Transformation Group Update

by Steve Boyce

In the spring of 2025, the transformation group mainly focused on elaborating on a sequence of lessons that GeT instructors could insert into their course to teach the proof of the Side-Angle-Side (SAS) triangle congruence criterion from a transformation perspective. In the fall 2024 semester, Kevin McLeod incorporated a version of the SAS lesson sequence into his GeT course, and the group has been discussing how this iteration of the lesson went for the purposes of modifying the SAS sequence and identified ways to enhance the lesson plan materials to be more suitable for (novice) instructors. We have also been making progress on an observation protocol to use in lesson studies more generally. Group members have continued to write reflections after each meeting so that the group can later take a broader look at how the process of collaborating to create and modify the SAS lesson sequence and the observation protocol have gone. We anticipate continuing this work into the summer.

Because our regular facilitator, Julia St. Goar (st*****@*******ck.edu), is currently on leave, you can reach out to our temporary facilitator, Steve Boyce (sb****@*dx.edu) for more information.

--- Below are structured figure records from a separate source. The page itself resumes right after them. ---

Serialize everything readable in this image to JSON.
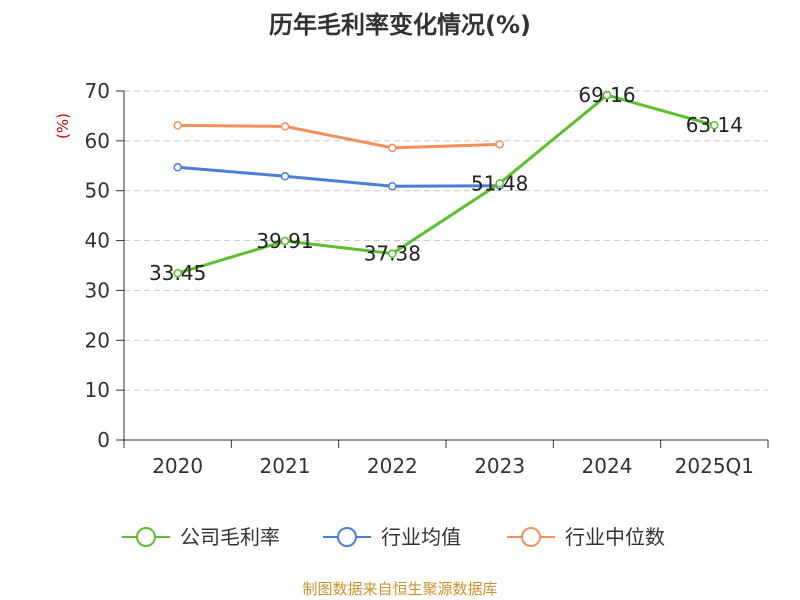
{
  "chart_data": {
    "type": "line",
    "title": "历年毛利率变化情况(%)",
    "ylabel": "(%)",
    "categories": [
      "2020",
      "2021",
      "2022",
      "2023",
      "2024",
      "2025Q1"
    ],
    "ylim": [
      0,
      70
    ],
    "yticks": [
      0,
      10,
      20,
      30,
      40,
      50,
      60,
      70
    ],
    "grid": true,
    "legend_position": "bottom",
    "series": [
      {
        "name": "公司毛利率",
        "color": "#5bbf2e",
        "values": [
          33.45,
          39.91,
          37.38,
          51.48,
          69.16,
          63.14
        ],
        "labels": [
          "33.45",
          "39.91",
          "37.38",
          "51.48",
          "69.16",
          "63.14"
        ]
      },
      {
        "name": "行业均值",
        "color": "#4a7fd6",
        "values": [
          54.7,
          52.9,
          50.9,
          51.0,
          null,
          null
        ]
      },
      {
        "name": "行业中位数",
        "color": "#f48f5a",
        "values": [
          63.1,
          62.9,
          58.6,
          59.3,
          null,
          null
        ]
      }
    ]
  },
  "source": "制图数据来自恒生聚源数据库"
}
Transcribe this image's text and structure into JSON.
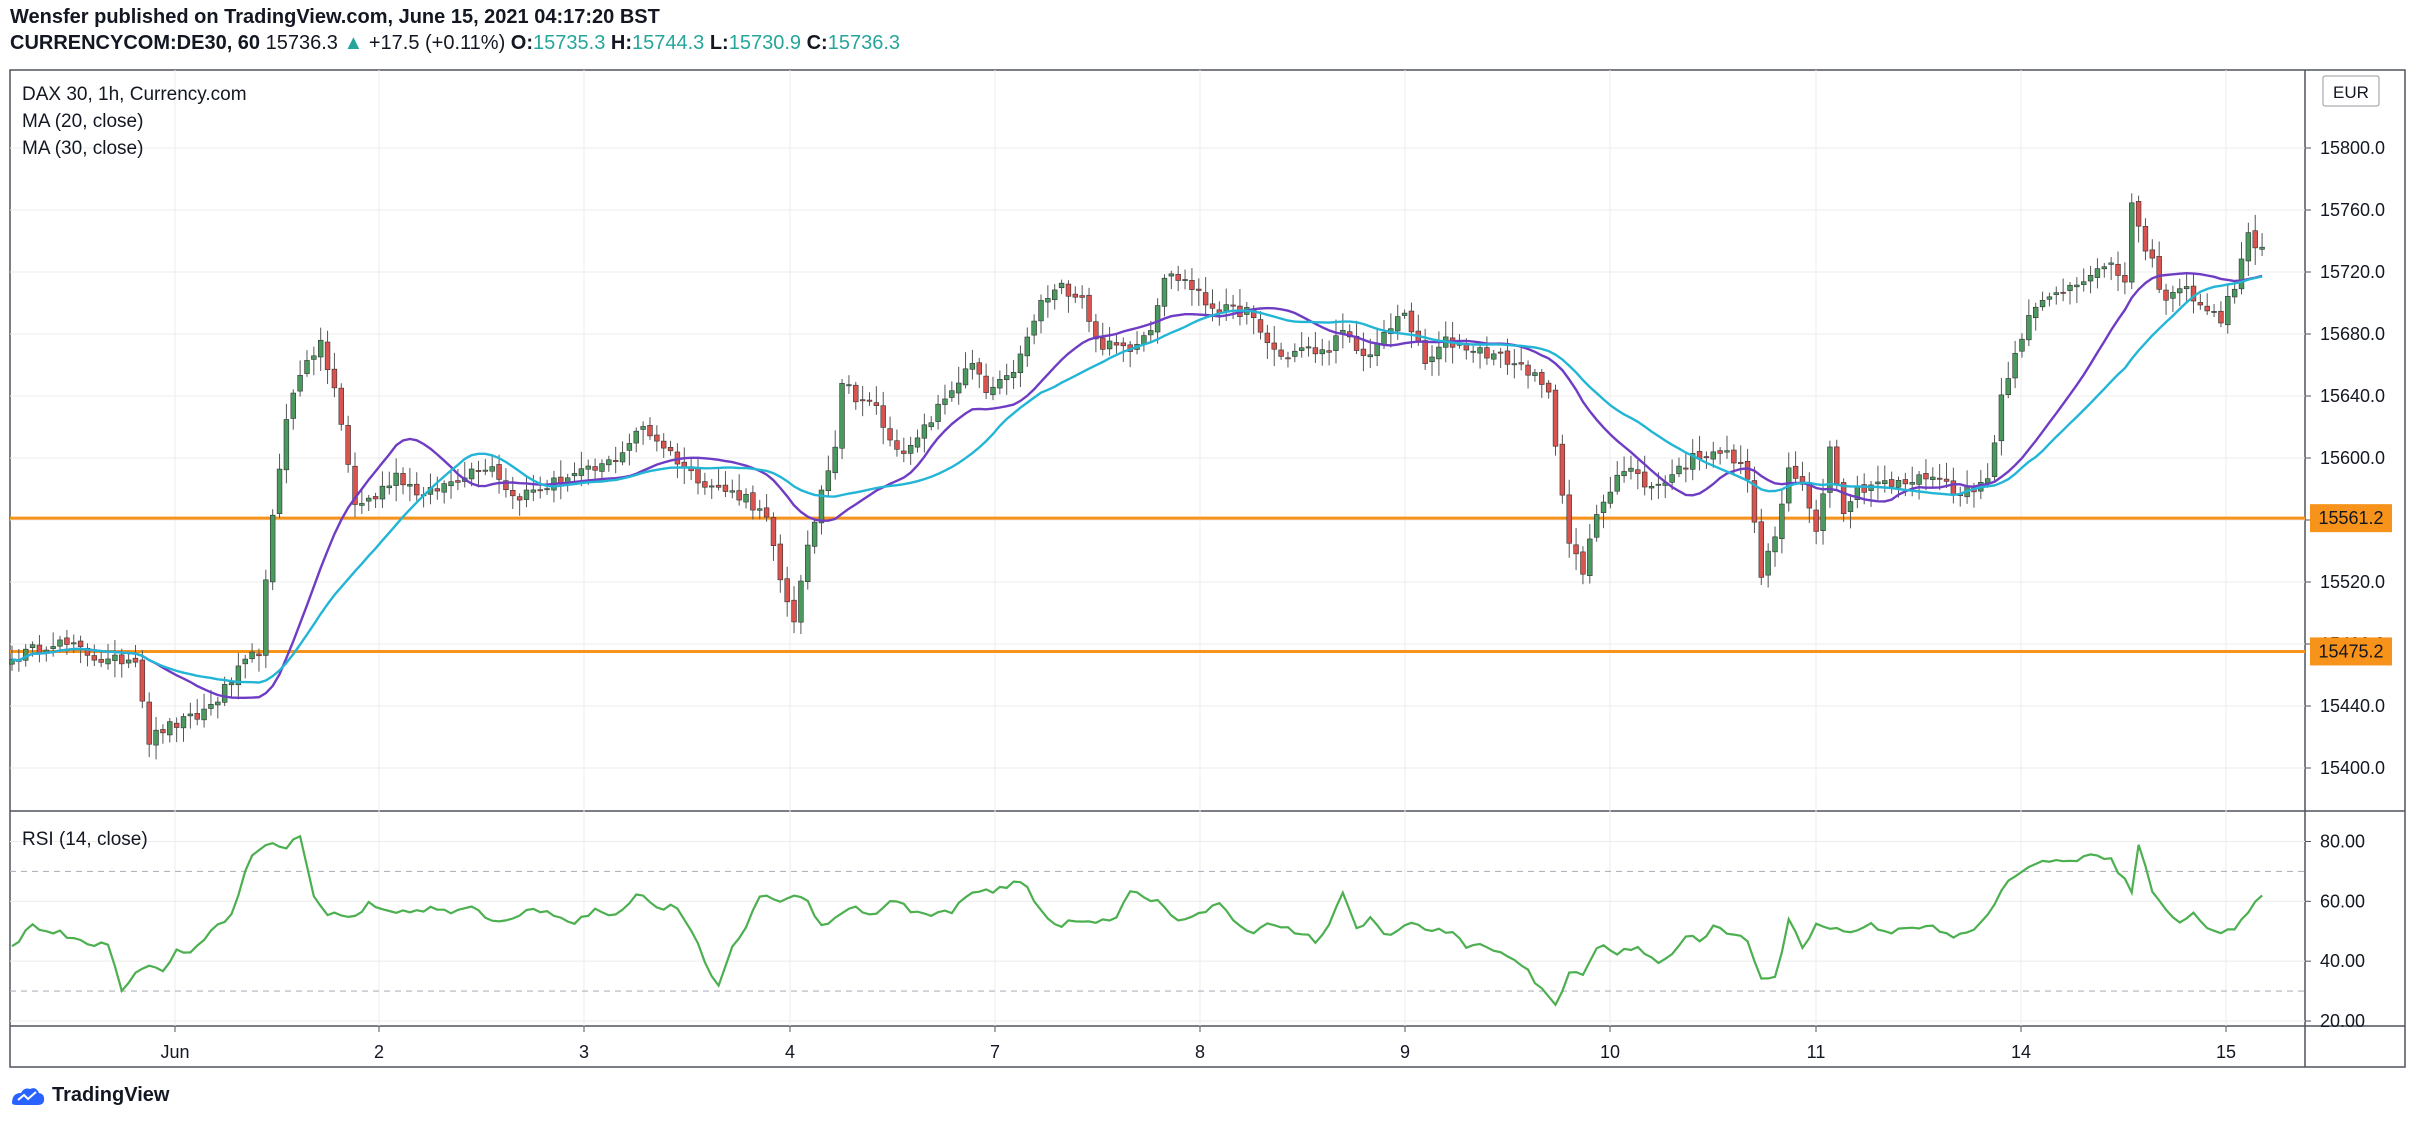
{
  "header": {
    "published": "Wensfer published on TradingView.com, June 15, 2021 04:17:20 BST",
    "symbol": "CURRENCYCOM:DE30, 60",
    "last": "15736.3",
    "change_arrow": "▲",
    "change": "+17.5 (+0.11%)",
    "o_label": "O:",
    "o_value": "15735.3",
    "h_label": "H:",
    "h_value": "15744.3",
    "l_label": "L:",
    "l_value": "15730.9",
    "c_label": "C:",
    "c_value": "15736.3"
  },
  "legend": {
    "title": "DAX 30, 1h, Currency.com",
    "ma20": "MA (20, close)",
    "ma30": "MA (30, close)",
    "rsi": "RSI (14, close)",
    "currency": "EUR"
  },
  "footer": {
    "brand": "TradingView"
  },
  "colors": {
    "up": "#4a9a60",
    "down": "#d9534f",
    "ma20": "#6f3cc4",
    "ma30": "#22b5d6",
    "rsi": "#4caf50",
    "level": "#f7931a"
  },
  "chart_data": [
    {
      "type": "candlestick",
      "title": "DAX 30, 1h, Currency.com",
      "ylim": [
        15365,
        15830
      ],
      "y_ticks": [
        15400,
        15440,
        15480,
        15520,
        15560,
        15600,
        15640,
        15680,
        15720,
        15760,
        15800
      ],
      "y_tick_labels": [
        "15400.0",
        "15440.0",
        "15480.0",
        "15520.0",
        "15560.0",
        "15600.0",
        "15640.0",
        "15680.0",
        "15720.0",
        "15760.0",
        "15800.0"
      ],
      "x_tick_labels": [
        "Jun",
        "2",
        "3",
        "4",
        "7",
        "8",
        "9",
        "10",
        "11",
        "14",
        "15"
      ],
      "horizontal_levels": [
        {
          "value": 15561.2,
          "label": "15561.2"
        },
        {
          "value": 15475.2,
          "label": "15475.2"
        }
      ],
      "ohlc_keypoints": [
        [
          0,
          15470
        ],
        [
          6,
          15482
        ],
        [
          10,
          15476
        ],
        [
          14,
          15468
        ],
        [
          18,
          15472
        ],
        [
          20,
          15418
        ],
        [
          22,
          15425
        ],
        [
          27,
          15433
        ],
        [
          30,
          15445
        ],
        [
          33,
          15462
        ],
        [
          36,
          15476
        ],
        [
          38,
          15560
        ],
        [
          40,
          15628
        ],
        [
          43,
          15665
        ],
        [
          45,
          15672
        ],
        [
          47,
          15645
        ],
        [
          50,
          15570
        ],
        [
          53,
          15575
        ],
        [
          56,
          15590
        ],
        [
          60,
          15575
        ],
        [
          64,
          15585
        ],
        [
          68,
          15595
        ],
        [
          70,
          15595
        ],
        [
          73,
          15575
        ],
        [
          77,
          15580
        ],
        [
          81,
          15588
        ],
        [
          85,
          15592
        ],
        [
          88,
          15600
        ],
        [
          92,
          15620
        ],
        [
          95,
          15608
        ],
        [
          99,
          15590
        ],
        [
          103,
          15580
        ],
        [
          107,
          15575
        ],
        [
          110,
          15560
        ],
        [
          112,
          15520
        ],
        [
          114,
          15497
        ],
        [
          116,
          15540
        ],
        [
          118,
          15580
        ],
        [
          120,
          15610
        ],
        [
          121,
          15650
        ],
        [
          123,
          15640
        ],
        [
          126,
          15632
        ],
        [
          128,
          15610
        ],
        [
          131,
          15605
        ],
        [
          134,
          15625
        ],
        [
          137,
          15645
        ],
        [
          140,
          15660
        ],
        [
          142,
          15642
        ],
        [
          145,
          15650
        ],
        [
          147,
          15665
        ],
        [
          150,
          15700
        ],
        [
          153,
          15710
        ],
        [
          156,
          15705
        ],
        [
          158,
          15675
        ],
        [
          160,
          15672
        ],
        [
          163,
          15672
        ],
        [
          166,
          15685
        ],
        [
          168,
          15718
        ],
        [
          171,
          15715
        ],
        [
          174,
          15700
        ],
        [
          177,
          15695
        ],
        [
          180,
          15695
        ],
        [
          182,
          15680
        ],
        [
          185,
          15665
        ],
        [
          188,
          15670
        ],
        [
          191,
          15668
        ],
        [
          194,
          15680
        ],
        [
          197,
          15665
        ],
        [
          200,
          15678
        ],
        [
          203,
          15695
        ],
        [
          206,
          15660
        ],
        [
          209,
          15675
        ],
        [
          212,
          15672
        ],
        [
          215,
          15668
        ],
        [
          218,
          15663
        ],
        [
          221,
          15657
        ],
        [
          224,
          15640
        ],
        [
          225,
          15610
        ],
        [
          226,
          15580
        ],
        [
          227,
          15545
        ],
        [
          229,
          15525
        ],
        [
          231,
          15565
        ],
        [
          234,
          15590
        ],
        [
          236,
          15592
        ],
        [
          239,
          15580
        ],
        [
          242,
          15590
        ],
        [
          245,
          15600
        ],
        [
          248,
          15606
        ],
        [
          250,
          15602
        ],
        [
          253,
          15590
        ],
        [
          254,
          15555
        ],
        [
          255,
          15525
        ],
        [
          257,
          15550
        ],
        [
          259,
          15590
        ],
        [
          261,
          15582
        ],
        [
          263,
          15555
        ],
        [
          265,
          15606
        ],
        [
          267,
          15568
        ],
        [
          269,
          15580
        ],
        [
          272,
          15585
        ],
        [
          274,
          15582
        ],
        [
          277,
          15585
        ],
        [
          280,
          15590
        ],
        [
          283,
          15580
        ],
        [
          286,
          15578
        ],
        [
          288,
          15590
        ],
        [
          289,
          15610
        ],
        [
          290,
          15640
        ],
        [
          292,
          15670
        ],
        [
          294,
          15690
        ],
        [
          296,
          15700
        ],
        [
          300,
          15712
        ],
        [
          303,
          15720
        ],
        [
          306,
          15722
        ],
        [
          308,
          15715
        ],
        [
          309,
          15765
        ],
        [
          311,
          15730
        ],
        [
          312,
          15725
        ],
        [
          314,
          15700
        ],
        [
          316,
          15710
        ],
        [
          318,
          15705
        ],
        [
          320,
          15695
        ],
        [
          322,
          15690
        ],
        [
          324,
          15712
        ],
        [
          326,
          15742
        ],
        [
          328,
          15736
        ]
      ],
      "series": [
        {
          "name": "MA (20, close)"
        },
        {
          "name": "MA (30, close)"
        }
      ]
    },
    {
      "type": "line",
      "title": "RSI (14, close)",
      "ylim": [
        15,
        90
      ],
      "y_ticks": [
        20,
        40,
        60,
        80
      ],
      "y_tick_labels": [
        "20.00",
        "40.00",
        "60.00",
        "80.00"
      ],
      "bands": [
        30,
        70
      ],
      "rsi_keypoints": [
        [
          0,
          45
        ],
        [
          3,
          52
        ],
        [
          6,
          50
        ],
        [
          9,
          48
        ],
        [
          12,
          46
        ],
        [
          14,
          45
        ],
        [
          16,
          31
        ],
        [
          18,
          36
        ],
        [
          20,
          38
        ],
        [
          22,
          37
        ],
        [
          24,
          44
        ],
        [
          26,
          42
        ],
        [
          28,
          48
        ],
        [
          30,
          53
        ],
        [
          32,
          55
        ],
        [
          34,
          71
        ],
        [
          36,
          78
        ],
        [
          38,
          79
        ],
        [
          40,
          78
        ],
        [
          42,
          82
        ],
        [
          44,
          62
        ],
        [
          46,
          55
        ],
        [
          48,
          56
        ],
        [
          50,
          55
        ],
        [
          52,
          59
        ],
        [
          55,
          57
        ],
        [
          58,
          56
        ],
        [
          61,
          58
        ],
        [
          64,
          56
        ],
        [
          67,
          58
        ],
        [
          70,
          53
        ],
        [
          73,
          55
        ],
        [
          76,
          57
        ],
        [
          79,
          56
        ],
        [
          82,
          53
        ],
        [
          85,
          57
        ],
        [
          88,
          55
        ],
        [
          91,
          63
        ],
        [
          94,
          58
        ],
        [
          97,
          58
        ],
        [
          100,
          45
        ],
        [
          103,
          31
        ],
        [
          105,
          44
        ],
        [
          107,
          52
        ],
        [
          109,
          62
        ],
        [
          111,
          60
        ],
        [
          114,
          62
        ],
        [
          116,
          60
        ],
        [
          118,
          52
        ],
        [
          120,
          55
        ],
        [
          123,
          58
        ],
        [
          126,
          55
        ],
        [
          128,
          61
        ],
        [
          131,
          57
        ],
        [
          134,
          55
        ],
        [
          137,
          57
        ],
        [
          140,
          63
        ],
        [
          143,
          63
        ],
        [
          146,
          66
        ],
        [
          148,
          65
        ],
        [
          150,
          57
        ],
        [
          152,
          52
        ],
        [
          155,
          53
        ],
        [
          158,
          53
        ],
        [
          161,
          55
        ],
        [
          163,
          64
        ],
        [
          166,
          61
        ],
        [
          168,
          58
        ],
        [
          170,
          53
        ],
        [
          173,
          56
        ],
        [
          176,
          59
        ],
        [
          178,
          53
        ],
        [
          181,
          50
        ],
        [
          184,
          53
        ],
        [
          187,
          50
        ],
        [
          190,
          47
        ],
        [
          192,
          52
        ],
        [
          194,
          62
        ],
        [
          196,
          51
        ],
        [
          198,
          54
        ],
        [
          201,
          48
        ],
        [
          204,
          53
        ],
        [
          207,
          50
        ],
        [
          210,
          50
        ],
        [
          212,
          44
        ],
        [
          214,
          45
        ],
        [
          217,
          44
        ],
        [
          219,
          40
        ],
        [
          221,
          37
        ],
        [
          223,
          30
        ],
        [
          225,
          26
        ],
        [
          227,
          36
        ],
        [
          229,
          35
        ],
        [
          231,
          45
        ],
        [
          234,
          43
        ],
        [
          237,
          44
        ],
        [
          240,
          40
        ],
        [
          242,
          43
        ],
        [
          244,
          48
        ],
        [
          246,
          47
        ],
        [
          248,
          51
        ],
        [
          251,
          49
        ],
        [
          253,
          47
        ],
        [
          255,
          34
        ],
        [
          257,
          34
        ],
        [
          259,
          54
        ],
        [
          261,
          45
        ],
        [
          263,
          52
        ],
        [
          265,
          51
        ],
        [
          268,
          50
        ],
        [
          271,
          52
        ],
        [
          274,
          50
        ],
        [
          277,
          52
        ],
        [
          280,
          51
        ],
        [
          283,
          48
        ],
        [
          285,
          49
        ],
        [
          288,
          55
        ],
        [
          291,
          67
        ],
        [
          294,
          72
        ],
        [
          297,
          73
        ],
        [
          300,
          74
        ],
        [
          303,
          75
        ],
        [
          306,
          74
        ],
        [
          309,
          63
        ],
        [
          310,
          78
        ],
        [
          312,
          64
        ],
        [
          314,
          58
        ],
        [
          316,
          52
        ],
        [
          318,
          56
        ],
        [
          320,
          52
        ],
        [
          322,
          50
        ],
        [
          324,
          51
        ],
        [
          326,
          56
        ],
        [
          328,
          62
        ]
      ]
    }
  ]
}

Thursday Working Group Update

by Mara Markinson

The Thursday working group has met several times since the last newsletter. We explored the connections between the tasks developed by members of the ESLO Working Group during the 2023-2024 academic year and SLO 6. Our group is comprised of university mathematics professors, university mathematics teacher educators, and high school geometry teachers. At each meeting, we have focused on one task and discussed ideas for implementation, specifically related to technology. Our last meeting of the semester will be on May 15, 2025.

Wednesday Working Group Update

by Robert Bell

The Wednesday GeT Working group continued to discuss SLO 9: Non-Euclidean Geometry and, to a lesser extent, SLO 4: Axioms & Models. We discussed three of the GeT Book chapters (19, 26, and 27) in detail. These chapters focused on how to motivate the inclusion of non-Euclidean geometry in GeT courses; in particular, the articles included specific recommendations for physical models for classroom use, how to connect the more familiar spherical geometry with hyperbolic geometry, and further examples of non-Euclidean geometries such as taxicab geometry. The consensus was that there are many wonderful and detailed ideas in these articles and in many other resources that individuals in the group were familiar with. However, specific classroom modules or activities seem to not be easily accessible in a common location. So, we raised the question of whether our group might attempt to consolidate and organize these resources. Some in our group will not be able to continue in the fall. We would love to include additional community members in this group.